Selon certains, cette insoumission se limiterait à un passéisme nostalgique, un refus envers l’avenir, à un retour à des valeurs dépassé. Peut-être bien, admettons tout de même que nous pouvons difficilement lui reprocher sa méfiance envers l’avenir; pour lui, cet espoir galvauder de siècle en siècle est un leurre qui ne sert qu’à justifier l’injustifiable. Lorsque l’on sait que le passé est le garant de l’avenir, il est étonnant qu’ils en restent des optimistes pour avoir confiance envers ce que le progrès nous prépare.


Une autre conséquence de son insoumission est le refus systématique « d’admettre » ses torts, présenter ses excuses et rentrer dans le rang, la grande confession publique qui permet le pardon et le retour au groupe; nous retrouvons l’autocritique du «révolutionnaire communiste» qui se contentera à l’avenir d’être seulement un communiste obéissant.


En ce sens Céline est individualiste, son sens du devoir ne peut admettre de suivre le courant pour être simplement comme tout le monde. Ce choix ou cette fatalité entraine l’incompréhension, le rejet et une profonde solitude; l’insoumis est seul dans ses certitudes.
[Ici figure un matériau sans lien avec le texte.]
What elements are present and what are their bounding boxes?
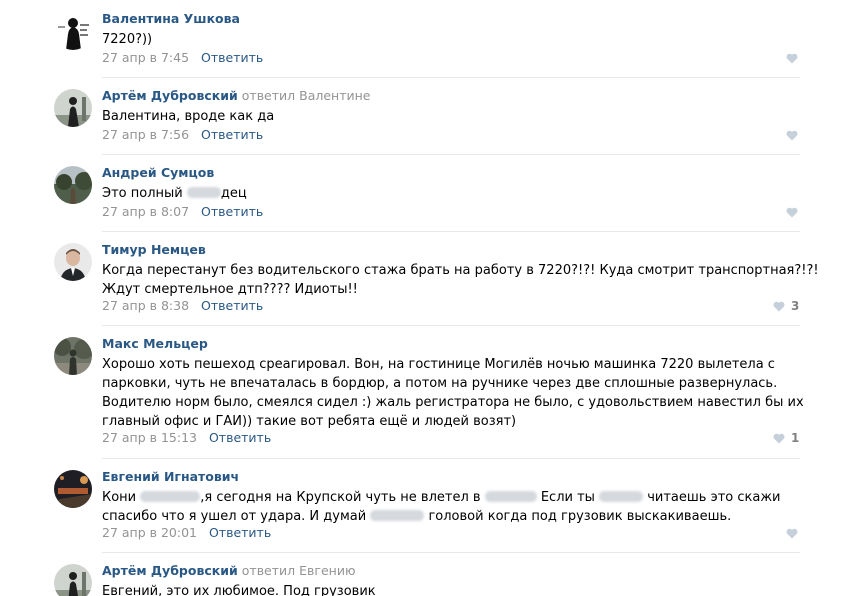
avatar[interactable] — [54, 564, 92, 596]
heart-icon — [773, 433, 785, 443]
like-button[interactable] — [786, 50, 798, 66]
like-button[interactable] — [786, 127, 798, 143]
divider — [102, 552, 800, 553]
comment-text: 7220?)) — [102, 30, 802, 49]
comment-meta: 27 апр в 20:01 Ответить — [102, 525, 271, 541]
comment-date[interactable]: 27 апр в 8:38 — [102, 298, 189, 313]
comment-meta: 27 апр в 8:07 Ответить — [102, 204, 263, 220]
divider — [102, 231, 800, 232]
like-count: 3 — [791, 299, 800, 313]
comment-item: Валентина Ушкова 7220?)) 27 апр в 7:45 О… — [0, 0, 860, 77]
blurred-word — [140, 491, 201, 502]
comment-line: парковки, чуть не впечаталась в бордюр, … — [102, 376, 778, 391]
comment-text: Когда перестанут без водительского стажа… — [102, 261, 819, 299]
avatar[interactable] — [54, 89, 92, 127]
comment-item: Артём Дубровский ответил Евгению Евгений… — [0, 552, 860, 596]
blurred-word — [599, 491, 644, 502]
comment-date[interactable]: 27 апр в 7:56 — [102, 127, 189, 142]
replied-to[interactable]: ответил Валентине — [242, 88, 371, 103]
like-button[interactable]: 3 — [773, 298, 799, 314]
divider — [102, 77, 800, 78]
like-button[interactable]: 1 — [773, 430, 799, 446]
reply-link[interactable]: Ответить — [209, 525, 271, 540]
comment-date[interactable]: 27 апр в 7:45 — [102, 50, 189, 65]
comment-line: главный офис и ГАИ)) такие вот ребята ещ… — [102, 414, 517, 429]
comment-text: Кони ,я сегодня на Крупской чуть не влет… — [102, 488, 802, 526]
comment-text: Хорошо хоть пешеход среагировал. Вон, на… — [102, 355, 804, 431]
comment-date[interactable]: 27 апр в 8:07 — [102, 204, 189, 219]
divider — [102, 325, 800, 326]
comment-item: Макс Мельцер Хорошо хоть пешеход среагир… — [0, 325, 860, 458]
avatar[interactable] — [54, 470, 92, 508]
comment-date[interactable]: 27 апр в 20:01 — [102, 525, 197, 540]
blurred-word — [186, 187, 221, 198]
comment-text: Евгений, это их любимое. Под грузовик — [102, 582, 802, 596]
comment-item: Артём Дубровский ответил Валентине Вален… — [0, 77, 860, 154]
blurred-word — [484, 491, 537, 502]
comment-line: Хорошо хоть пешеход среагировал. Вон, на… — [102, 357, 775, 372]
comment-item: Тимур Немцев Когда перестанут без водите… — [0, 231, 860, 325]
heart-icon — [786, 528, 798, 538]
comment-line: спасибо что я ушел от удара. И думай гол… — [102, 509, 732, 524]
avatar[interactable] — [54, 166, 92, 204]
like-button[interactable] — [786, 525, 798, 541]
comment-item: Андрей Сумцов Это полный дец 27 апр в 8:… — [0, 154, 860, 231]
comment-line: Валентина, вроде как да — [102, 109, 275, 124]
heart-icon — [773, 301, 785, 311]
author-name[interactable]: Артём Дубровский — [102, 563, 238, 578]
reply-link[interactable]: Ответить — [201, 298, 263, 313]
comment-line: Кони ,я сегодня на Крупской чуть не влет… — [102, 490, 781, 505]
comment-text: Валентина, вроде как да — [102, 107, 802, 126]
comment-line: Водителю норм было, смеялся сидел :) жал… — [102, 395, 804, 410]
heart-icon — [786, 53, 798, 63]
divider — [102, 458, 800, 459]
comment-date[interactable]: 27 апр в 15:13 — [102, 430, 197, 445]
divider — [102, 154, 800, 155]
comment-line: 7220?)) — [102, 32, 153, 47]
comment-meta: 27 апр в 7:45 Ответить — [102, 50, 263, 66]
replied-to[interactable]: ответил Евгению — [242, 563, 356, 578]
avatar[interactable] — [54, 337, 92, 375]
heart-icon — [786, 207, 798, 217]
comment-item: Евгений Игнатович Кони ,я сегодня на Кру… — [0, 458, 860, 552]
reply-link[interactable]: Ответить — [209, 430, 271, 445]
heart-icon — [786, 130, 798, 140]
blurred-word — [370, 510, 425, 521]
avatar[interactable] — [54, 243, 92, 281]
avatar[interactable] — [54, 12, 92, 50]
author-name[interactable]: Андрей Сумцов — [102, 165, 214, 180]
reply-link[interactable]: Ответить — [201, 50, 263, 65]
comment-text: Это полный дец — [102, 184, 802, 203]
comment-line: Это полный дец — [102, 186, 247, 201]
reply-link[interactable]: Ответить — [201, 127, 263, 142]
comment-meta: 27 апр в 8:38 Ответить — [102, 298, 263, 314]
comment-line: Ждут смертельное дтп???? Идиоты!! — [102, 282, 358, 297]
author-name[interactable]: Валентина Ушкова — [102, 11, 240, 26]
author-name[interactable]: Евгений Игнатович — [102, 469, 239, 484]
author-name[interactable]: Артём Дубровский — [102, 88, 238, 103]
reply-link[interactable]: Ответить — [201, 204, 263, 219]
comments-list: Валентина Ушкова 7220?)) 27 апр в 7:45 О… — [0, 0, 860, 596]
comment-line: Когда перестанут без водительского стажа… — [102, 263, 819, 278]
like-count: 1 — [791, 431, 800, 445]
comment-line: Евгений, это их любимое. Под грузовик — [102, 584, 376, 596]
author-name[interactable]: Тимур Немцев — [102, 242, 206, 257]
comment-meta: 27 апр в 7:56 Ответить — [102, 127, 263, 143]
author-name[interactable]: Макс Мельцер — [102, 336, 208, 351]
like-button[interactable] — [786, 204, 798, 220]
comment-meta: 27 апр в 15:13 Ответить — [102, 430, 271, 446]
En refusant d’admettre ses «erreurs», il réaffirme son insoumission et rompt les derniers ponts, les derniers espoirs de le voir réintégrer le troupeau. Céline n’a jamais désiré être lié par quoi que ce soit, un solitaire qui mène sa barque comme bon lui semble assuré de sa raison et de son droit; personne n’est suffisamment net pour lui donner la leçon.


Cette solitude propre à l’insoumis, il la ressent et l’exprime douloureusement dans la terrible lettre de rupture qu’il adresse, en 1926,à Édith Follet, sa deuxième femme:


«… Quant à moi, il m’est impossible de vivre avec quelqu’un (…) Ne te raccroche pas à moi. J’aimerais mieux me tuer que de vivre avec toi en continuité – cela sache-le bien et ne m’ennuie plus jamais avec l’attachement, la tendresse – (…) J’ai envie d’être seul, seul, seul, ni dominé, ni en tutelle, ni aimé, libre. Je déteste le mariage, je l’abhorre, je le crache : il me fait l’impression d’une prison où je crève.» Lettres, Pléiade, p.278


Nonobstant les circonstances de cette lettre et, peut-être, son arrangement pour faciliter le divorce en faveur de sa femme, ces mots illustrent crument la perception de son existence future, les fondements de son insoumission, sa vision du monde et les conséquences qui, forcément, en découleront.


Ici, inconsciemment, Destouches, accepte de devenir Céline. Par le rejet du mariage, institution majeure de la société, il chasse les «marchands du temple». Il affirme qu’il ne se conformera pas à ce que l’on attend de lui. Cette décision, il en subira l’hallali pour le reste de sa vie et bien au-delà… pour dix générations.